Keegan, a Spurs fan, can’t stop himself thinking about the possibility of a trip to White Hart Lane before the year is out and on this week’s trip to Moldova, the players down-time was evenly divided by players reading Champagne Football or watching the Amazon documentary about Tottenham, All or Nothing.

There will be different videos occupying Keegan’s mind in the next seven days. YScout and Instat are platforms most football fans will never have heard of but in the small world of elite coaching, they are necessary tools. Here, you get games from every league in the world uploaded and fully coded.

In simpler, non-techy language, that meant that by 11pm yesterday evening, Keegan was able to click on any Klaksvik player who played in their 6-1 win over Dynamo Tbilisi from the previous night and see every pass he made in that game. All it took was three clicks of his laptop. All last week it was a similar story, 30 hours of footage pored over so that he could deliver three separate half-hour presentations to the Dundalk players. Did it make a difference?

“Well, I certainly think so,” he said. “Like, Thursday night, as an example, we were able to see from our analysis that both their centre-halves were right-footed and not overly comfortable playing out from the back when pressed onto their left side.

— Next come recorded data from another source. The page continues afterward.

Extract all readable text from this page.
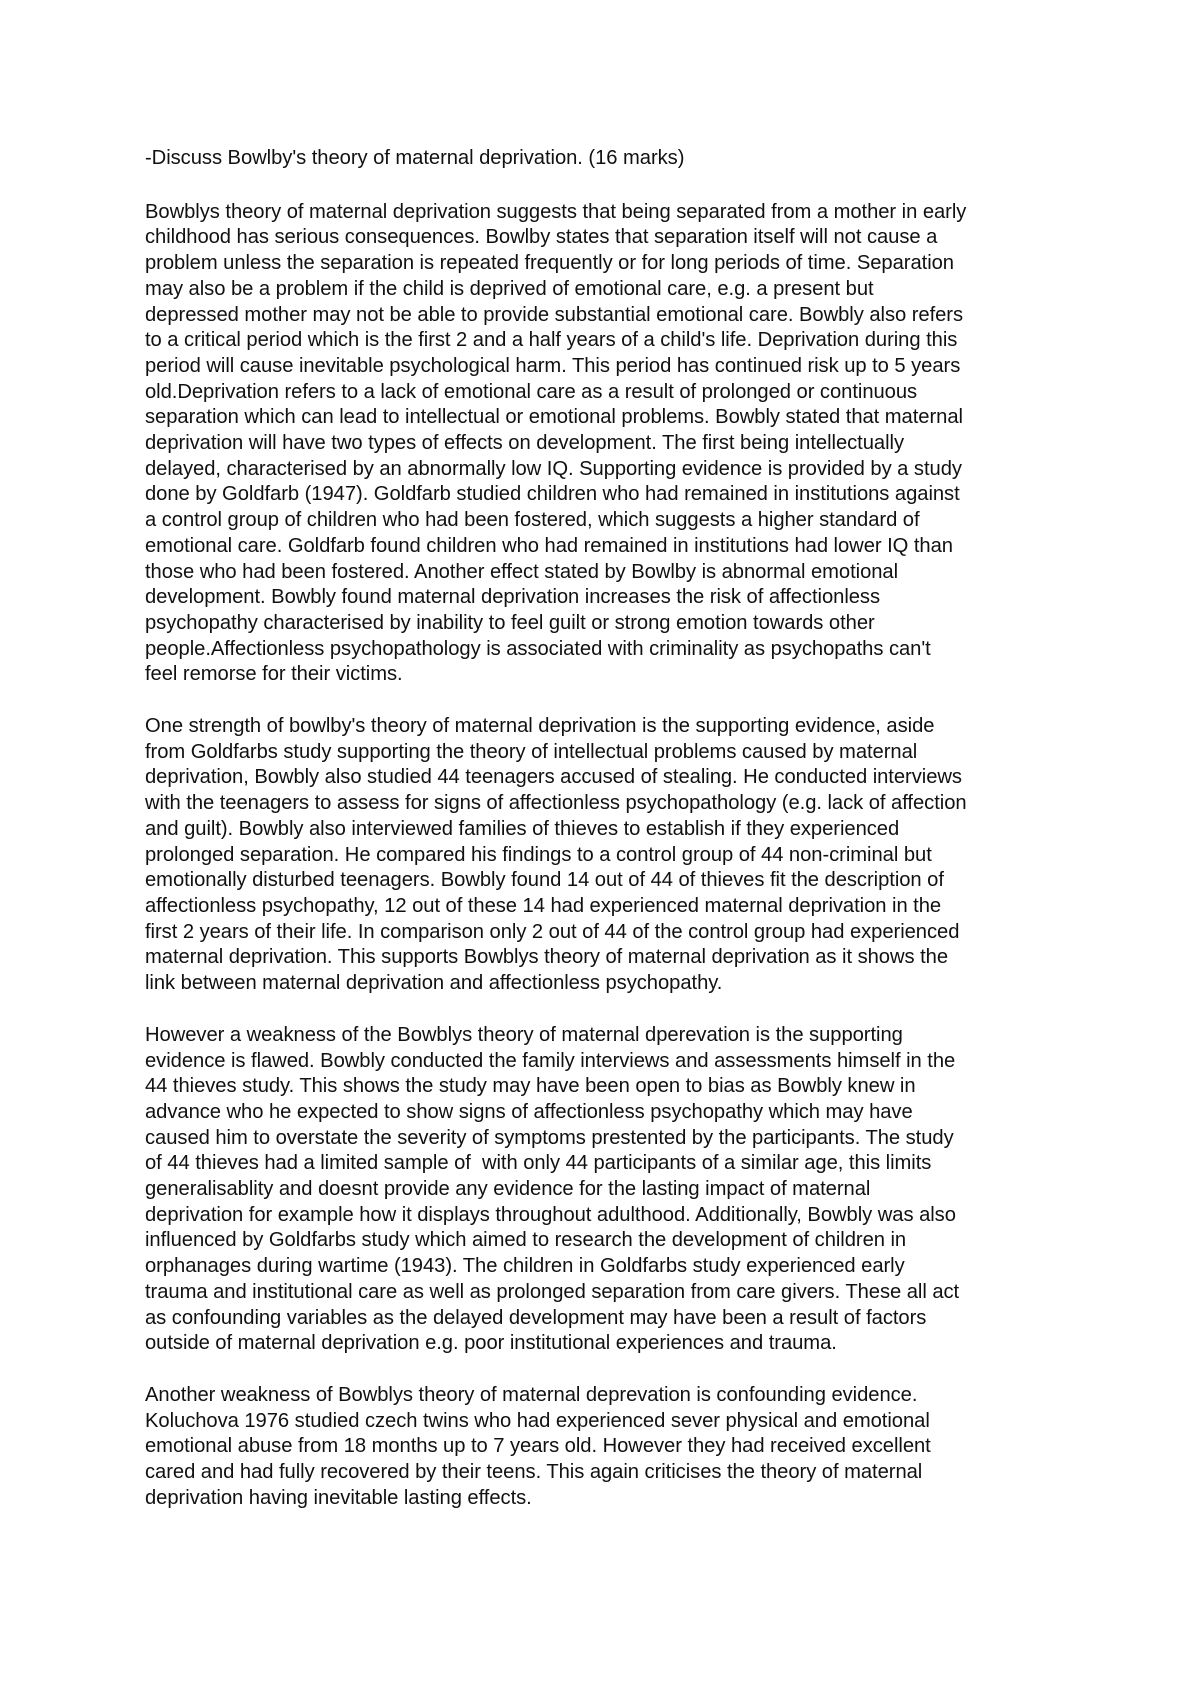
-Discuss Bowlby's theory of maternal deprivation. (16 marks)
Bowblys theory of maternal deprivation suggests that being separated from a mother in early
childhood has serious consequences. Bowlby states that separation itself will not cause a
problem unless the separation is repeated frequently or for long periods of time. Separation
may also be a problem if the child is deprived of emotional care, e.g. a present but
depressed mother may not be able to provide substantial emotional care. Bowbly also refers
to a critical period which is the first 2 and a half years of a child's life. Deprivation during this
period will cause inevitable psychological harm. This period has continued risk up to 5 years
old.Deprivation refers to a lack of emotional care as a result of prolonged or continuous
separation which can lead to intellectual or emotional problems. Bowbly stated that maternal
deprivation will have two types of effects on development. The first being intellectually
delayed, characterised by an abnormally low IQ. Supporting evidence is provided by a study
done by Goldfarb (1947). Goldfarb studied children who had remained in institutions against
a control group of children who had been fostered, which suggests a higher standard of
emotional care. Goldfarb found children who had remained in institutions had lower IQ than
those who had been fostered. Another effect stated by Bowlby is abnormal emotional
development. Bowbly found maternal deprivation increases the risk of affectionless
psychopathy characterised by inability to feel guilt or strong emotion towards other
people.Affectionless psychopathology is associated with criminality as psychopaths can't
feel remorse for their victims.
One strength of bowlby's theory of maternal deprivation is the supporting evidence, aside
from Goldfarbs study supporting the theory of intellectual problems caused by maternal
deprivation, Bowbly also studied 44 teenagers accused of stealing. He conducted interviews
with the teenagers to assess for signs of affectionless psychopathology (e.g. lack of affection
and guilt). Bowbly also interviewed families of thieves to establish if they experienced
prolonged separation. He compared his findings to a control group of 44 non-criminal but
emotionally disturbed teenagers. Bowbly found 14 out of 44 of thieves fit the description of
affectionless psychopathy, 12 out of these 14 had experienced maternal deprivation in the
first 2 years of their life. In comparison only 2 out of 44 of the control group had experienced
maternal deprivation. This supports Bowblys theory of maternal deprivation as it shows the
link between maternal deprivation and affectionless psychopathy.
However a weakness of the Bowblys theory of maternal dperevation is the supporting
evidence is flawed. Bowbly conducted the family interviews and assessments himself in the
44 thieves study. This shows the study may have been open to bias as Bowbly knew in
advance who he expected to show signs of affectionless psychopathy which may have
caused him to overstate the severity of symptoms prestented by the participants. The study
of 44 thieves had a limited sample of  with only 44 participants of a similar age, this limits
generalisablity and doesnt provide any evidence for the lasting impact of maternal
deprivation for example how it displays throughout adulthood. Additionally, Bowbly was also
influenced by Goldfarbs study which aimed to research the development of children in
orphanages during wartime (1943). The children in Goldfarbs study experienced early
trauma and institutional care as well as prolonged separation from care givers. These all act
as confounding variables as the delayed development may have been a result of factors
outside of maternal deprivation e.g. poor institutional experiences and trauma.
Another weakness of Bowblys theory of maternal deprevation is confounding evidence.
Koluchova 1976 studied czech twins who had experienced sever physical and emotional
emotional abuse from 18 months up to 7 years old. However they had received excellent
cared and had fully recovered by their teens. This again criticises the theory of maternal
deprivation having inevitable lasting effects.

You relay that information to Pat (Hoban, Dundalk’s centre forward). Accordingly, he presses them into positions where they are least comfortable.

“You see their left back (Cristiano) and his desire to get forward and your reaction is in the team selection – where Ganno (Sean Gannon, a right back) is deployed at right midfield to counteract those strengths. So, if we hadn’t have seen any footage of Sheriff, we’d have selected a different X1.

“Plus, the second point that has to be made is that the players all want this information. Mentally they feel more prepared walking onto the field – and it puts them in a better place to do the business.”

Certainly the win was a profitable piece of business – worth €300,000 to the club and of course it gives them a shot at an even bigger prize. This one is worth €3 million – and also something much more valuable than that: a place in history.